Le esportazioni cinesi verso l’Italia sono aumentate da 31,7 miliardi di euro nel 2019 a 57,5 ​​miliardi di euro l’anno scorso | Marco Di Lauro/Getty Images

La democrazia è un principio fondamentale sancito costituzione italiana. C’è una fondamentale contraddizione di valori tra Italia e Cina, e i conflitti politici sono inevitabili. Pertanto, se l’Italia vuole rimanere una potenza democratica rispettata, impegnata a promuovere i valori e le istituzioni democratiche in patria e all’estero, deve promuovere attivamente la creazione di un’alleanza economica basata sui valori – a partire dal G7, dall’Unione Europea e da vari alleati democratici oltre Atlantico. Pertanto, l’importanza delle relazioni politiche ed economiche con questi partner supera di gran lunga l’importanza delle relazioni economiche con la Cina.

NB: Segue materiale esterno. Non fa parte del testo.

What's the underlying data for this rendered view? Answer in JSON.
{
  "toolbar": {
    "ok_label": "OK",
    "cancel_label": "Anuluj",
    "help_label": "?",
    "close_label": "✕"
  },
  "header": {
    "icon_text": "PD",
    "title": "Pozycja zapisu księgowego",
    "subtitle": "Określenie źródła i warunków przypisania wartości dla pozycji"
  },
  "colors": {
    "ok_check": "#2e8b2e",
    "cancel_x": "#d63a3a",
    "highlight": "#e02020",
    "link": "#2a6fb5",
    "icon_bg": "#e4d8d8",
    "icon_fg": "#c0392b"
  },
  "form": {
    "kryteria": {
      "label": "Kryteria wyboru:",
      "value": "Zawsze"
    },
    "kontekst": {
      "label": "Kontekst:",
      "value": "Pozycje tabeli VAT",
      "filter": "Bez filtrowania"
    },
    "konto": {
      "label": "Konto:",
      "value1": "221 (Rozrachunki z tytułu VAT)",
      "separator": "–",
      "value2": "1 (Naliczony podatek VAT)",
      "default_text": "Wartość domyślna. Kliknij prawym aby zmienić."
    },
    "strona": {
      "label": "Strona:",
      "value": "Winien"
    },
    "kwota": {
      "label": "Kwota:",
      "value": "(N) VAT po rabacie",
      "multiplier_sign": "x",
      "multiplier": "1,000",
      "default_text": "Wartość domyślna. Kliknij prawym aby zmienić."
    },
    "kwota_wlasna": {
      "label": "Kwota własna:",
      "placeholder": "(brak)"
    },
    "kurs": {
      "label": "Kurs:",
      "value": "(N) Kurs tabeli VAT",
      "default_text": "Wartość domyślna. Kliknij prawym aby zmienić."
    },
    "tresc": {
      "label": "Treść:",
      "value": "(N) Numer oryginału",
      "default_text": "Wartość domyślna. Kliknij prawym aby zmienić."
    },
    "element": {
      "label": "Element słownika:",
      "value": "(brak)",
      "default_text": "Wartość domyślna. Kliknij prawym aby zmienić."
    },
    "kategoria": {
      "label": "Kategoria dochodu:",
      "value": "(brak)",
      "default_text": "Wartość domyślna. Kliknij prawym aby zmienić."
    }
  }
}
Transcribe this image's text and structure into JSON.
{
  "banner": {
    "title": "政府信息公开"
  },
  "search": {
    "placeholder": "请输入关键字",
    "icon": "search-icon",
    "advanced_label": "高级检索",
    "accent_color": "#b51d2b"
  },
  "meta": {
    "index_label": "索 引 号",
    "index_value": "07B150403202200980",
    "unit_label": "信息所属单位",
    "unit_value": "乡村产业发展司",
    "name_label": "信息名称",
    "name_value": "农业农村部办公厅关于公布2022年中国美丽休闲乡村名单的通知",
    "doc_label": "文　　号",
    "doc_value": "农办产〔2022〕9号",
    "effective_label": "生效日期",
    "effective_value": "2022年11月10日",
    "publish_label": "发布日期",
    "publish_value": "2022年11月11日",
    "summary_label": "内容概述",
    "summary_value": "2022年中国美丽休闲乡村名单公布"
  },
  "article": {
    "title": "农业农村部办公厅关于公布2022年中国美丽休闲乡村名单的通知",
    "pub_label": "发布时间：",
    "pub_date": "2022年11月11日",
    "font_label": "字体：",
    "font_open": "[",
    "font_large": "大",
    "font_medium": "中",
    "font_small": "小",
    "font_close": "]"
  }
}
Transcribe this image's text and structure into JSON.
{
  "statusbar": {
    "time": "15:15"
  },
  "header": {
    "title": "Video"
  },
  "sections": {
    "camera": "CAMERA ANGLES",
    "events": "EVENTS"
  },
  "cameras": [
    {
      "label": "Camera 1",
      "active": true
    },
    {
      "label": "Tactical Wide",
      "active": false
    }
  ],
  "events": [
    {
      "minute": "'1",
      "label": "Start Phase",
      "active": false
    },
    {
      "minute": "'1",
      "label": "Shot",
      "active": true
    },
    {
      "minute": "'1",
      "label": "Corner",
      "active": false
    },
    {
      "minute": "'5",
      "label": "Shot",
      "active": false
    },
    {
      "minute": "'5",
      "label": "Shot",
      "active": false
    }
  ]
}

Se queste democrazie occidentali vedono la BRI come un cavallo di Troia per gli interessi geopolitici di Pechino – e se il rinnovo del memorandum BRI con la Cina danneggerebbe le relazioni dell’Italia con i suoi alleati democratici oltre Atlantico – l’Italia deve fare una scelta saggia.

Non si tratta semplicemente di allineamento con una delle due superpotenze – Stati Uniti o Cina – come molti osservatori l’hanno descritta. Né è un tentativo di distaccarsi dall’economia cinese. Piuttosto, si tratta di una decisione di creare un’alleanza economica basata sui valori con alleati democratici in tutto il mondo, impegnandosi con la Cina a condizioni di principio coerenti con i principi fondanti, la sicurezza economica e gli interessi a lungo termine dell’Italia.